Other than that, always be mindful of your technique. You’ll begin with a lighter load and gradually build resistance as you go. The lighter will means high reps, and this will help to cement your form via the right technique. 

Jump squat -Your feet need to be shoulder width, and you need to squat down until your thighs are at a ninety-degree angle. As you move upwards, use your momentum to raise yourself off the floor just a couple of inches before softly bringing yourself back to the spring position. 

Each time you load, just make sure that your bar is tight and secure. It’s a good idea to use a squat rack but dumbbells work just as well.
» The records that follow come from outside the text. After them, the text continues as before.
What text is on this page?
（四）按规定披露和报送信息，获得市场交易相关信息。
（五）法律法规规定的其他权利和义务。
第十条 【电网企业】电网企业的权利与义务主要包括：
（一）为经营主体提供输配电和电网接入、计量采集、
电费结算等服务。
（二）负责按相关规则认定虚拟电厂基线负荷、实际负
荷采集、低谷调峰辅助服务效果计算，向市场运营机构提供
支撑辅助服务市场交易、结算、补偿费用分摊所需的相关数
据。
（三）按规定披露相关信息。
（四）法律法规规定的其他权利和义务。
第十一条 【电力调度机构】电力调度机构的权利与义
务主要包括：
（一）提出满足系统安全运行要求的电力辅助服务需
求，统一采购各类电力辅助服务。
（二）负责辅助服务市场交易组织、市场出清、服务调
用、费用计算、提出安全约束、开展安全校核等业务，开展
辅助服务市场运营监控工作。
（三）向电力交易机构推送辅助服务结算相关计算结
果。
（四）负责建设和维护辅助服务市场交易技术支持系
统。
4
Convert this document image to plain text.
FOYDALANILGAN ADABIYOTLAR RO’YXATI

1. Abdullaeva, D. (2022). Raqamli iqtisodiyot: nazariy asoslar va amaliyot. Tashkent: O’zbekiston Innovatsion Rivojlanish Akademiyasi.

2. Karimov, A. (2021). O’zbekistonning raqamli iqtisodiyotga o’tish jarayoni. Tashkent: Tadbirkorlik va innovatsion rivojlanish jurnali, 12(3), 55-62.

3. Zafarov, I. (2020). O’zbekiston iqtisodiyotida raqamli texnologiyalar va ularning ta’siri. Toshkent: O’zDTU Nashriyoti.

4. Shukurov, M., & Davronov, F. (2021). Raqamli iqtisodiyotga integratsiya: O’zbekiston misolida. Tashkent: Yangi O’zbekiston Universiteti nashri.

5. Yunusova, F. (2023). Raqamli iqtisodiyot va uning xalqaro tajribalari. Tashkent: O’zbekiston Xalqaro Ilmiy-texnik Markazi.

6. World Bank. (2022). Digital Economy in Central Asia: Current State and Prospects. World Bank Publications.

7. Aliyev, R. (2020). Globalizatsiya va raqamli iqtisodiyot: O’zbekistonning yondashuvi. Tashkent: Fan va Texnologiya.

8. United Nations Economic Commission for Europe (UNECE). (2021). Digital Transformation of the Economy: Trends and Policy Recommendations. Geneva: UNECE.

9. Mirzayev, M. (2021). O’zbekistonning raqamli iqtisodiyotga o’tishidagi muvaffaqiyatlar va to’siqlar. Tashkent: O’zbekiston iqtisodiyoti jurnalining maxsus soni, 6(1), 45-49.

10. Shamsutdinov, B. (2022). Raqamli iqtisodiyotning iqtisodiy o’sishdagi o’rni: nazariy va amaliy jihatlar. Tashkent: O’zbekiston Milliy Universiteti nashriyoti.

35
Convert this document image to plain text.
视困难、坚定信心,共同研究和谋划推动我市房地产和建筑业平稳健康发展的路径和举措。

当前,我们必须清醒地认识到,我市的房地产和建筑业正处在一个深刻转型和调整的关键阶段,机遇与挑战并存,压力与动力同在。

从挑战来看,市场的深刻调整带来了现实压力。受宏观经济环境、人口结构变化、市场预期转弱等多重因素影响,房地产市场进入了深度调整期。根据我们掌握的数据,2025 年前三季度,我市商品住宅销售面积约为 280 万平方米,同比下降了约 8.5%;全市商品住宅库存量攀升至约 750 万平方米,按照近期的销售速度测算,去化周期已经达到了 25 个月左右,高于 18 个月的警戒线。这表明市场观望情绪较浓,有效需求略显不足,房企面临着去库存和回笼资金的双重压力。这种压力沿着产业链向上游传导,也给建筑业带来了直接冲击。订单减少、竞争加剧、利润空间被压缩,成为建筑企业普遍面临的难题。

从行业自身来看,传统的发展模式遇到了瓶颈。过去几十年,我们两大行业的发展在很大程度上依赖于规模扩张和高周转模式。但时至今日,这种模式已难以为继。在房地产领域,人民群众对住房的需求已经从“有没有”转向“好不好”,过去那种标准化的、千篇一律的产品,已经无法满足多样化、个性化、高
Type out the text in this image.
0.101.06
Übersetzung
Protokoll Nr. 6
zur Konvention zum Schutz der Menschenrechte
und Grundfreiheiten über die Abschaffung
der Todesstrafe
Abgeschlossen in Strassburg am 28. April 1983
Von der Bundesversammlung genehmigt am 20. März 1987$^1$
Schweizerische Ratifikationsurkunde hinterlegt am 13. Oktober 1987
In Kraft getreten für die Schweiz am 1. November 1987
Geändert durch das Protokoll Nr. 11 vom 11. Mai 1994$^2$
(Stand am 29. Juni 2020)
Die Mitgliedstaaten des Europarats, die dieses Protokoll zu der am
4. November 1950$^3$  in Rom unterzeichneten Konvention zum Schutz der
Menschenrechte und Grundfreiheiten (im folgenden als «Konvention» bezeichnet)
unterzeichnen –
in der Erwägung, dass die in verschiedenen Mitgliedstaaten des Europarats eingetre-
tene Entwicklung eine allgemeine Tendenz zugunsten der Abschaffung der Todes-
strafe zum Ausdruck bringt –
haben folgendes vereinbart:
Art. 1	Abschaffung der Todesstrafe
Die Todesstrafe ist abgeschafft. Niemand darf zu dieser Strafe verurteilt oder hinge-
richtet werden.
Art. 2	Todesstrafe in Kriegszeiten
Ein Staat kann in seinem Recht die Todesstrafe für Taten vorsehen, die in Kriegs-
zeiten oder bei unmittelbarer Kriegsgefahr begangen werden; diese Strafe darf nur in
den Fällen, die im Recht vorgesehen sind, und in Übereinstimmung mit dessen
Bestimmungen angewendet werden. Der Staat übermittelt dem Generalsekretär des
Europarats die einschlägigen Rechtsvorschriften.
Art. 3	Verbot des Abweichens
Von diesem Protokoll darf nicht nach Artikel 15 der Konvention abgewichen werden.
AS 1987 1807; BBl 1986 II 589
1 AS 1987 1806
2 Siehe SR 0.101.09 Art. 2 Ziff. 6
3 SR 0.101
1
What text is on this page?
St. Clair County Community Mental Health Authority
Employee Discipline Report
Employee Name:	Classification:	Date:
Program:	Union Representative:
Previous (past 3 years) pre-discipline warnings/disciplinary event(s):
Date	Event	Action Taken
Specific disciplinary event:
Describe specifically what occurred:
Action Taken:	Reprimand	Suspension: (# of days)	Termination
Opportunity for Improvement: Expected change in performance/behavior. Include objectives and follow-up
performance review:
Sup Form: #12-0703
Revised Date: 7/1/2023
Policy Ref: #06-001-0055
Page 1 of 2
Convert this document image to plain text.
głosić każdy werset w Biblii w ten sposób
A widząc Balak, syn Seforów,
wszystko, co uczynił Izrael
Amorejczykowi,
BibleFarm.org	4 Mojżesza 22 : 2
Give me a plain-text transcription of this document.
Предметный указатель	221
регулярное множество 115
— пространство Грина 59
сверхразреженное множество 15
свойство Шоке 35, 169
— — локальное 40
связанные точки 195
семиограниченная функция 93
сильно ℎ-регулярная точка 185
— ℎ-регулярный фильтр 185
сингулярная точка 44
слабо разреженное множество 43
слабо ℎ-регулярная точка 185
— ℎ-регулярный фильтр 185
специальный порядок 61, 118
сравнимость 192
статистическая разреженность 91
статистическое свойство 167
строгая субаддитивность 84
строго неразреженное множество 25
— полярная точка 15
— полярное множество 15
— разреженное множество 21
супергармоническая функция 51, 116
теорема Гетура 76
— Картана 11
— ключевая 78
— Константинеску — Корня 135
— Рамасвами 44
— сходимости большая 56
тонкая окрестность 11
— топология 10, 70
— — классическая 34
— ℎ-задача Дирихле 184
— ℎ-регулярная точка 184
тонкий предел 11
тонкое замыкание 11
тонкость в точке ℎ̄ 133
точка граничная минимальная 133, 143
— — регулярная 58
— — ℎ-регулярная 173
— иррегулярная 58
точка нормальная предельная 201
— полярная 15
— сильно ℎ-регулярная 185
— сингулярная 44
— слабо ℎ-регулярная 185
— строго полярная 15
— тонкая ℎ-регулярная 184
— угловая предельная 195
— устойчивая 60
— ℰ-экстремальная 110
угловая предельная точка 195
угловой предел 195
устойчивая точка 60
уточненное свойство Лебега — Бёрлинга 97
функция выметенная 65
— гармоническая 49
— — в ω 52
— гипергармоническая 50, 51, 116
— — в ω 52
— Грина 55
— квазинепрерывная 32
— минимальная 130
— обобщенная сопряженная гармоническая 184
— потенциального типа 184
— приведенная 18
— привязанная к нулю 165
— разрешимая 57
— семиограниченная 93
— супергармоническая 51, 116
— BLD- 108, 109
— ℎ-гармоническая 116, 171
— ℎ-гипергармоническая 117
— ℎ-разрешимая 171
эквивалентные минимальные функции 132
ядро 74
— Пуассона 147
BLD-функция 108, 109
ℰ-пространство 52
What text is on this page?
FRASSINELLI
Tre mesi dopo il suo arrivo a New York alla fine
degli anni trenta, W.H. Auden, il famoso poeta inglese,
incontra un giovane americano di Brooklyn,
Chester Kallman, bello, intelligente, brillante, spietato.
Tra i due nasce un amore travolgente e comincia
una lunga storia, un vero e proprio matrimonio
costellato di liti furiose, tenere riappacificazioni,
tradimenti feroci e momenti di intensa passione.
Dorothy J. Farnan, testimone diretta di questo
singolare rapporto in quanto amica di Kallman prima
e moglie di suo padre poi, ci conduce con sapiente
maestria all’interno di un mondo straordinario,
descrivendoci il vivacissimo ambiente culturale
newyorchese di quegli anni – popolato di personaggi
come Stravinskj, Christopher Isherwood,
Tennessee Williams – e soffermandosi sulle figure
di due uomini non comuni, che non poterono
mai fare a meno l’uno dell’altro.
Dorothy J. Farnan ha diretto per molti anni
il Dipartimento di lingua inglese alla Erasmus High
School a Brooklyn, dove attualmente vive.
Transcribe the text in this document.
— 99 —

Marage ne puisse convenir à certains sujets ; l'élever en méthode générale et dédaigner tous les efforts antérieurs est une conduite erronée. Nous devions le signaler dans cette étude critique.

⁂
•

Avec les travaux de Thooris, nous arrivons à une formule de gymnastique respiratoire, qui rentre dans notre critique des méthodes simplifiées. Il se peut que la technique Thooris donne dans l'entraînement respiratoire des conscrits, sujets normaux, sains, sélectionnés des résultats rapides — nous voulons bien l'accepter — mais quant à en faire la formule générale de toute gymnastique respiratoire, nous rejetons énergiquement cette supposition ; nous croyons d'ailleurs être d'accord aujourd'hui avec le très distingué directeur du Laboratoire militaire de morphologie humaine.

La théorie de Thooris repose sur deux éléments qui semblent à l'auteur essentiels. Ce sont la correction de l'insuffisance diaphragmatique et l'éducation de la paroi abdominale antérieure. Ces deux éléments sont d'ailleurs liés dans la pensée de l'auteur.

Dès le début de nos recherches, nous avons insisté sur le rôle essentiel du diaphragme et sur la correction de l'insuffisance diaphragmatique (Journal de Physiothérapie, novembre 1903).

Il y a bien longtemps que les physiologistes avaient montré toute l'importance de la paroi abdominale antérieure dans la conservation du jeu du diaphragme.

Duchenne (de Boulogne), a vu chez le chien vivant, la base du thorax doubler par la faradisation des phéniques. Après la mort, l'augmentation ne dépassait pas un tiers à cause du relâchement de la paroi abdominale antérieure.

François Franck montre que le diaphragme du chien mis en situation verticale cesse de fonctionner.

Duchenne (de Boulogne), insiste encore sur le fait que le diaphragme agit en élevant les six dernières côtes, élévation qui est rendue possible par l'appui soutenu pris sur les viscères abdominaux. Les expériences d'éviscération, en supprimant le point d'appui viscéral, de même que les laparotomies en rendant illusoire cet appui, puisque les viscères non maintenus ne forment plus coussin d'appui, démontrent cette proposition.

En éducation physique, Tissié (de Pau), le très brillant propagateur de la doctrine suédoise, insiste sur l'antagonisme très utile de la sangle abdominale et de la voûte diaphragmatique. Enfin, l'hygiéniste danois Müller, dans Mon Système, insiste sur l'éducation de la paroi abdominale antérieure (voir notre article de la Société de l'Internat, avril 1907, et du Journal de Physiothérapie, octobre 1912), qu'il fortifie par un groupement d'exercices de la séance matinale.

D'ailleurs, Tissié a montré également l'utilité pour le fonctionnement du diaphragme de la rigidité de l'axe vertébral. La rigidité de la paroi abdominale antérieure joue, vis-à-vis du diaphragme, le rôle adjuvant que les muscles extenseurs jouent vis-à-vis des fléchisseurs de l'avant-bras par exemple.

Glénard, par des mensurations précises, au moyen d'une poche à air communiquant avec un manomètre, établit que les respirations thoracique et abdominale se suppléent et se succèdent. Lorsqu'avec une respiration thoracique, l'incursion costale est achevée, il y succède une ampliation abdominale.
I’d say go for 3-6 reps and, when you come to the top of the lift, raise yourself as high as you can. 

Push press -Your starting position is the same as the jump squat. The different is you’ll be holding a weight in each hand and keeping them above your shoulders. Just like a jump squat, you then need to power upward while at the same time extending your weights to the ceiling. 

At the finish, stay on the floor and don’t jump or flex your ankles.

Your upward movement needs to be so powerful that, if you weren’t gripping your weights tightly enough, they’d go flying outta your hands! 

What Next? 

Once the most intense parts of your routine are over, you’ll want to cool down with a few static stretches. You could engage in ten seconds of neck rotation, ten seconds of hamstring stretches and ten seconds of thigh stretches. You could also try a chest stretch and a lunge stretch. 

Then, hit the shower, eat a meal and go again either tomorrow or the day after that.